- Genre: Talent show
- Created by: John de Mol Roel van Velzen
- Countries of origin: Greece Cyprus
- Original language: Greek

Production
- Production locations: Spata, Attica

Original release
- Network: ANT1

Related
- The Voice (franchise) The Voice of Greece

= The Voice Kids (Greek TV series) =

Greek TV talent show

The Voice Kids was a planned Greek and Cypriot television talent show that would premiere during the 2014–2015 season on ANT1. However, the show was canceled. As of 2026, the series has yet to be reconsidered.

== Production ==
In April 2014, during the first season of the original version, it was rumored that ANT1 had decided to start the kid's version after the success of the original version. The show was confirmed for its first season in early May 2014 along with the renewals of The Voice of Greece, Dancing with the Stars and Your Face Sounds Familiar.

=== Scheduling ===
The kid's version of the show was expected to start during the 2014–2015 television season. No dates have been confirmed for the premiere of the show.

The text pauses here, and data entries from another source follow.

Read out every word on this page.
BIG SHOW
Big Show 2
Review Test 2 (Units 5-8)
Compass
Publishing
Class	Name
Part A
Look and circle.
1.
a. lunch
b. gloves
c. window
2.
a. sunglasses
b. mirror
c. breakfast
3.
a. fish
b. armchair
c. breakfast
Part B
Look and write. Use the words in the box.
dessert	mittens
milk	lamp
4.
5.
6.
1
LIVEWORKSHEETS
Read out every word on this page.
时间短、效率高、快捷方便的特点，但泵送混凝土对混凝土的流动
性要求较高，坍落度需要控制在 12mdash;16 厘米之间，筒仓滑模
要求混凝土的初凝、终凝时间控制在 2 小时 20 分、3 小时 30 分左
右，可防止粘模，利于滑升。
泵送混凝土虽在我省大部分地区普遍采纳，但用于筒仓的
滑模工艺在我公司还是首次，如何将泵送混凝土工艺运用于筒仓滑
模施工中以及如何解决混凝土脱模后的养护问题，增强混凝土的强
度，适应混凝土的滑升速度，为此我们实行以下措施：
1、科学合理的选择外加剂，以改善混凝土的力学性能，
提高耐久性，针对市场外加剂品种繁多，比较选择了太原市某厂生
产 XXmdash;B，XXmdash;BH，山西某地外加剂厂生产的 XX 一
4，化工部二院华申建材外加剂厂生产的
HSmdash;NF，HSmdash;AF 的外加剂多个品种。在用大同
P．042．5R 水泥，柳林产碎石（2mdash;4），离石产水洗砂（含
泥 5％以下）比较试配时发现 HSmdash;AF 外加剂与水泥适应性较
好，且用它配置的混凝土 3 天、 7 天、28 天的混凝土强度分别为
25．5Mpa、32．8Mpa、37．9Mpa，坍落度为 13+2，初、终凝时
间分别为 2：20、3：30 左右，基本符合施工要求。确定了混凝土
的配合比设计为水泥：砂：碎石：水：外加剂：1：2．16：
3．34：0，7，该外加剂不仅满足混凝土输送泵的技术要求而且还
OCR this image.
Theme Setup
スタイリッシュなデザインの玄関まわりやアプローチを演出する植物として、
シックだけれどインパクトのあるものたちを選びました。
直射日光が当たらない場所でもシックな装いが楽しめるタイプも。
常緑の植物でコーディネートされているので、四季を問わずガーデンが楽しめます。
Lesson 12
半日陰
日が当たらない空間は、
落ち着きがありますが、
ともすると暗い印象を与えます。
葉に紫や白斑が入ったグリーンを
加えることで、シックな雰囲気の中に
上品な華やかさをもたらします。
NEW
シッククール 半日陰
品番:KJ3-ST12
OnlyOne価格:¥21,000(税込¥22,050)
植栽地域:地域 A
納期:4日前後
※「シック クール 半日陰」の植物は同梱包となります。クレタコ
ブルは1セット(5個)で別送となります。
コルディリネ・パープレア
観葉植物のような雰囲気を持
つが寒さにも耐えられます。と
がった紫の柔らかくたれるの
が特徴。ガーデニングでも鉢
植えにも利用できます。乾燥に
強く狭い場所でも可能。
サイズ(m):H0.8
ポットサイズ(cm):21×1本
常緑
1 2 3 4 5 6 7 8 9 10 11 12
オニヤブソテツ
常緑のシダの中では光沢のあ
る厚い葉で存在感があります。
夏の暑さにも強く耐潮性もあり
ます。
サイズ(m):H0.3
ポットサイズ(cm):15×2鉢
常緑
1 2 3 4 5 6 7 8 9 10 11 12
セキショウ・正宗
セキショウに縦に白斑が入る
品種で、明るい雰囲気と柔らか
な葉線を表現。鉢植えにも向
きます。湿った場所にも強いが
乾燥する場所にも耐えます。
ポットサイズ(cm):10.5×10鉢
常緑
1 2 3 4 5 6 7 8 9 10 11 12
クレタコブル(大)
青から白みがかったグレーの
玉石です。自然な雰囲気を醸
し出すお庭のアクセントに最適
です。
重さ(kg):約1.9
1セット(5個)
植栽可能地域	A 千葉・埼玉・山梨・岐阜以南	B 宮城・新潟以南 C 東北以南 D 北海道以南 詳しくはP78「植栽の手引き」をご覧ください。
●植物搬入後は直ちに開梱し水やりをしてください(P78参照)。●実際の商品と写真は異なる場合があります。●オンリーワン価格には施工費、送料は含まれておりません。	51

The show has finally been canceled.

=== Promotion ===
The show was firstly promoted through the final of the original version, when Giorgos Liagkas revealed that the show would be starting during the next television season. The first trailer of the show premiered on May 12, 2014 and read "if you are 15 years old or younger and want your voice to reach to the top, register for The Voice Kids".

== Presenters and coaches ==
It was rumored that Fay Skorda, wife of the presenter of the first season of the original version, would be presenting the show. When Liagkas was asked if Skorda would be presenter of the show, he said that he hopes so "she joins the family".

Along with Fay as presenter, Demy and Ivi Adamou were speculated as the coaches of the series.